16 - Hatta hana haba a: Köln
Sonntag, 09.02.2020
(von Tobias Schmitz und Felix Rathert)
Nach dem Programm der letzten zwei Wochen ähnelte unser Auftreten eher einer Zombietruppe als dem agiler Studierenden. Leere Augen, leichte Tränensäcke und chronische Müdigkeit machten sich breit. Daher gingen wir die letzten Tage im wunderschönen Tel Aviv etwas ruhiger an. Jeder freute sich bereits auf entspannende Sonnenstunden am Stadtstrand. Doch mit dem Timing haben wir es momentan nicht so ganz, wie wir an mehreren Stellen erfahren mussten. Beispielsweise beim Wetter. Denn ausgerechnet an den freien Tagen dachte sich Tel Aviv: schlechtes Wetter? Kann ick.

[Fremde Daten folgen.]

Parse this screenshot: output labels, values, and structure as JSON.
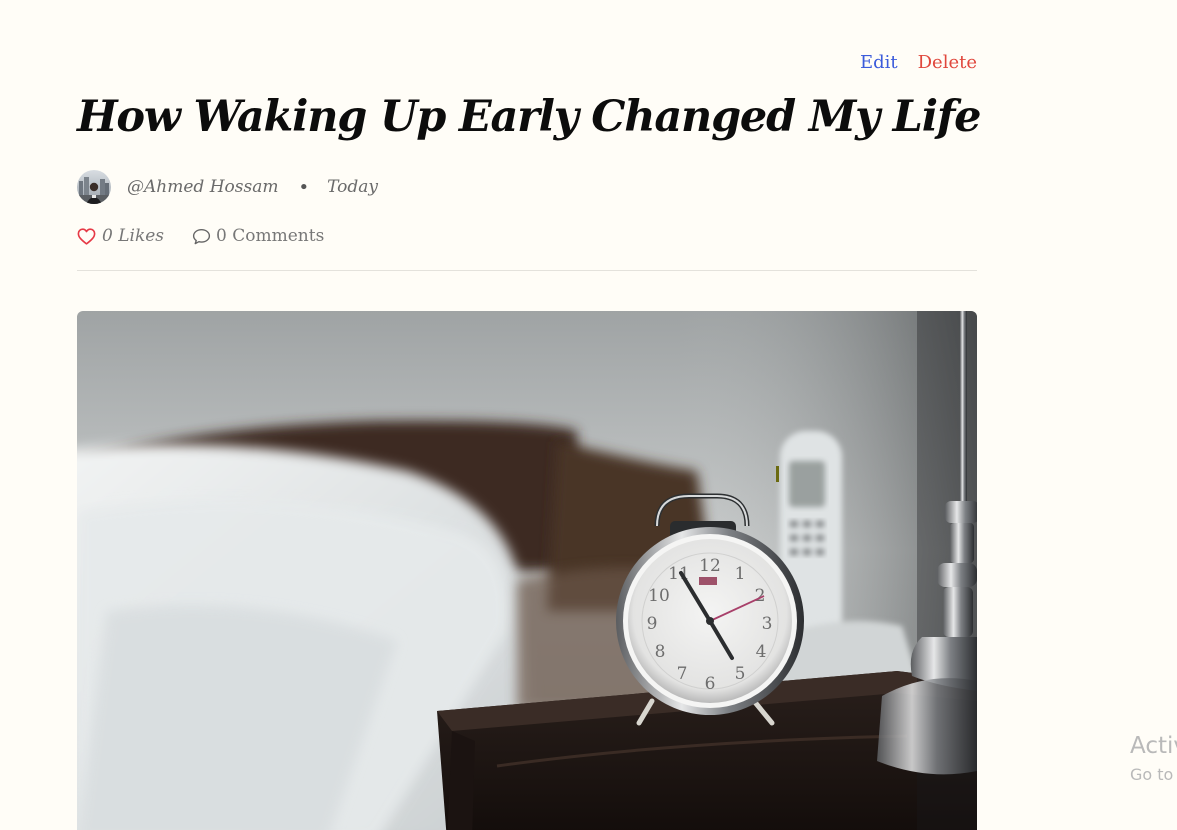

Timing ist auch das große Stichwort im Zusammenhang mit dem verschobenen Firmenbesuch bei Roots. Mit großer Vorfreude stehen wir freitags um 8 Uhr am Bus, bereit für eine fast zweistündige Busfahrt - die entsprechenden Tickets im Gepäck. Dachten wir. Wie sich rausstellte, können Tagestickets um 23 Uhr abends trotz mehrfacher Bestellung für „tomorrow“ noch für den gleichen Tag ausgestellt werden. Den Kauf rückgängig zu machen oder neue Tickets auszustellen – unmöglich. Selbst ein halbstündiges Telefonat mit der Hotline brachte uns nicht weiter. Wir sollten doch bitte die Geschäftsstelle aufsuchen (mit Reisepass) und dort einen entsprechenden Prozess anstoßen. Nach fast einer Stunde gaben wir auf. Der Bus ist längst abgefahren, der Termin unmöglich haltbar. Frustriert und mit einer gehörigen Portion Wut im Bauch sagten wir letztendlich ab.
Nach dieser aufreibenden Stresssituation mussten sich alle erst kurz sammeln. Da mit dem Besuch von Roots unser letzter fester Programmpunkt beendet war, konnten wir die restliche Zeit frei gestalten. Nach kurzer Erholung im Hostel ging es also wieder auf Entdeckungstour. Durch verschiedene kleine Viertel mit Kunst und Mode Boutiquen sowie Humusläden ging es zu unserem Ziel, dem Carmel Market. Mit leichten Verlusten, die Kunst war dann doch zu interessant, teilten wir uns am Markt auf, um die lokalen Spezialitäten zu erkunden. Glücklicherweise warf der Shabbat bereits seine Schatten voraus und wie schon in Jerusalem war die Stimmung in den einzelnen Bars und Restaurants einmalig. Das vielfältige Angebot verlockte nahezu zum Einkehren und Ausprobieren. Für Verwirrung auf israelischer Seite sorgten wir stets durch das penible Abrechnen pro Person von „the germans“.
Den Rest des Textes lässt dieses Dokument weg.